Season one of Beyond (Freeform, Thursdays 8/7C), ended with Holden and Willa returning from The Realm thinking they’d saved the world – and proved that contact with the dead was not possible after all.
They were only part right.
The two-hour season two premiere of Beyond – Two Zero One/Cheers, Bitch! – opens with the introduction of another ‘special’ character, Edgar Abbott, as a child whose father tries to protect him from a hurricane. When he crawls out from under some debris, weird things happen.
Holden (Burkely Duffield) is shopping for a new bed with his parents. Pretty mundane, right?
Well, after a few charming family moments (we learn that he’s working for his dad’s company, for instance), we follow Holden through a lucid dream in which horrible things happen.
When he mentions his dreams to Willa (Dilan Gwyn), she says they’re just dreams.
There are a couple of brief scenes with Edgar (Jay Paulson) that suggest that might not be the case. Also scenes with Charlie (Eden Brolin) getting to know an expectant mother named Robin (Aliyah O’Brien) for the show’s Yellow Jacket Man (Peter Kelamis) and even a bar fight sequence that, all together, serve to broaden the physical scope of the series on Earth while building an undercurrent that adds to danger suggested by Holden’s dreams.
Written by series creator Adam Nussdorf and directed by Steven A. Adelson, the two-hour season two premiere gives us a look at Holden at work; Jeff McCardy’s (Jeff Pierre) involvement with raising his deceased brother’s baby – and an unexpected link to Hollow Sky/Helping Hands, the cult we saw in season one.

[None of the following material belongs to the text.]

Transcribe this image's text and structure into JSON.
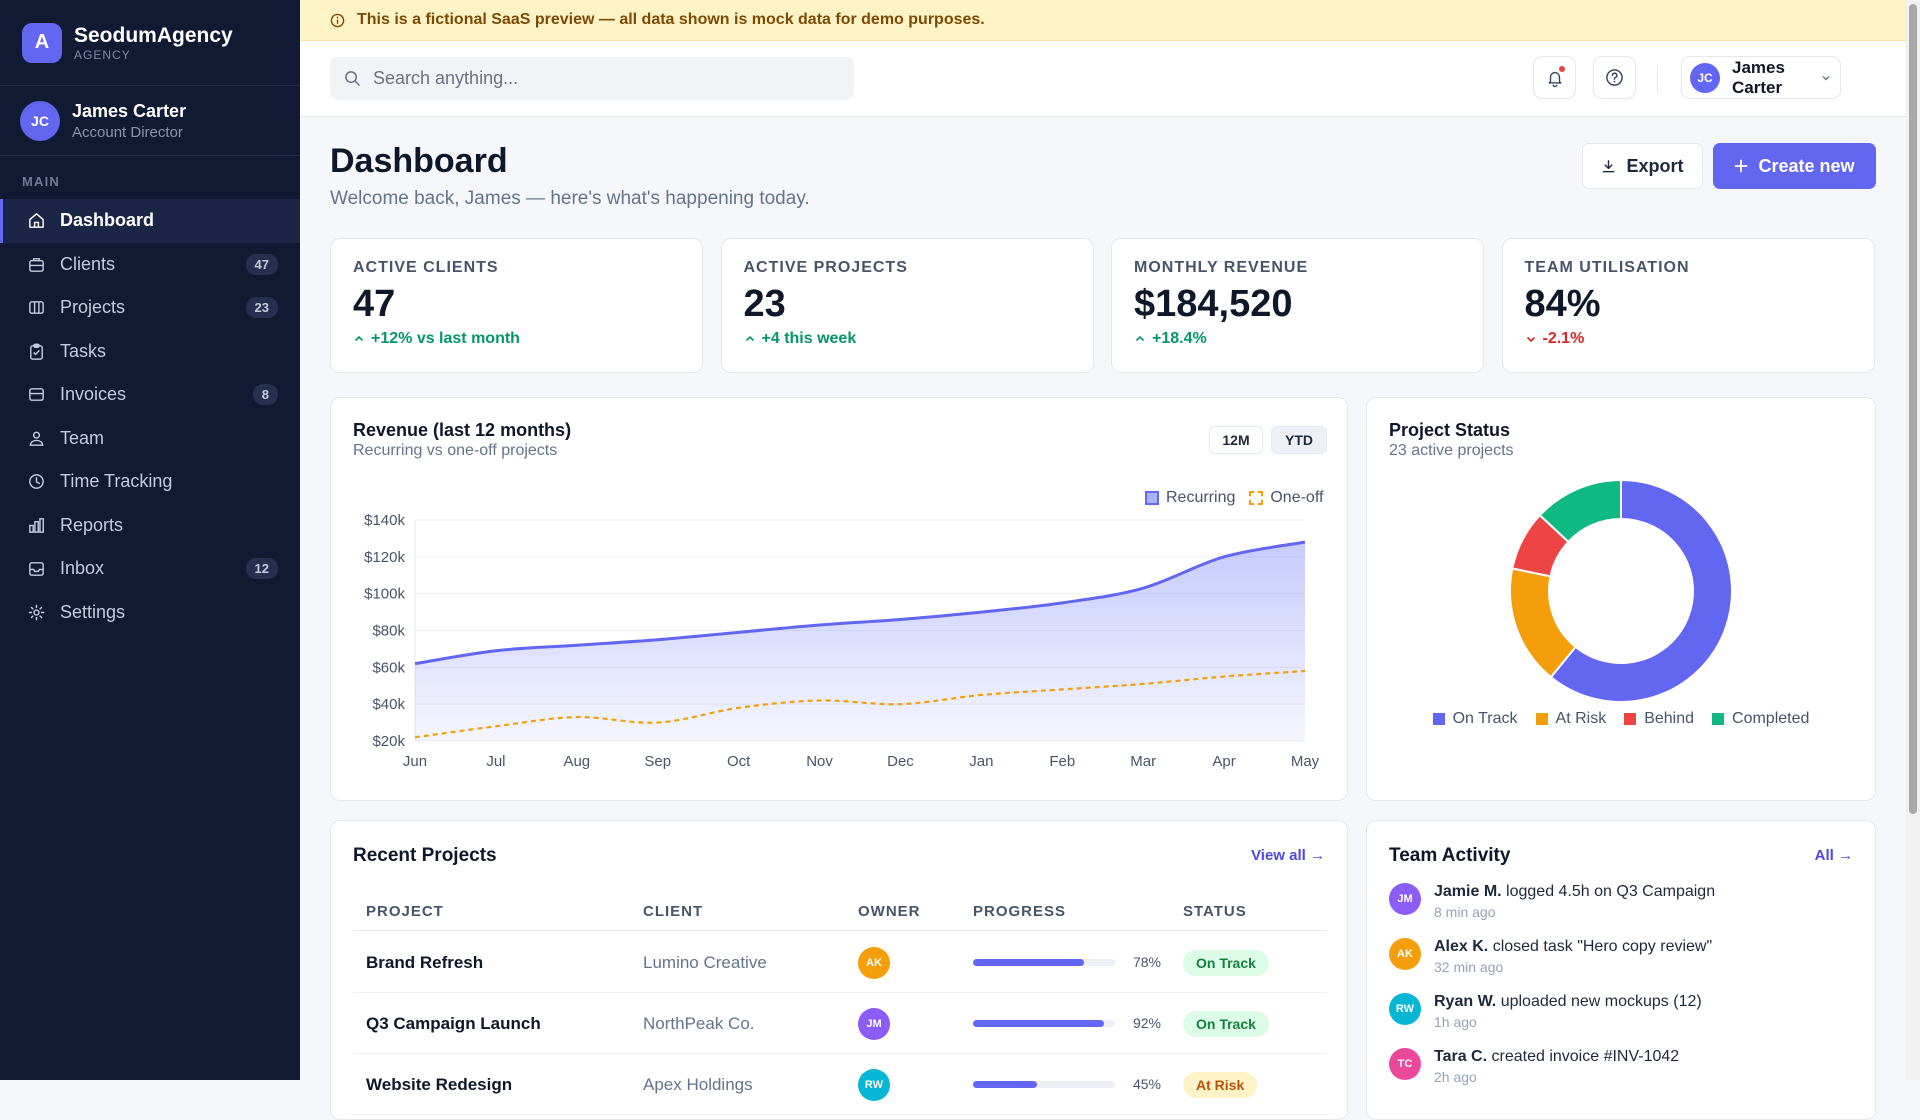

Arthur (Alex Diakun) has an even darker arc, this season, too. He is desperately trying to rebuild his machine, so he can see his daughter again – though Willa tells him what really happened in The Realm, last time.
Beyond continues to be a series about a young man with strange powers – and the dangers he must face – but it’s also about family, the deferred trials of adolescence and obsession.
The second season premiere sets up a new, potentially global danger and creates smaller, more personal trials for its regular and important recurring characters.
Two Zero One/Cheers, Bitch! Make for a solid, occasionally inventive two hours’ worth of entertainment by mixing the macro and the micro – the fantastic with the mundane.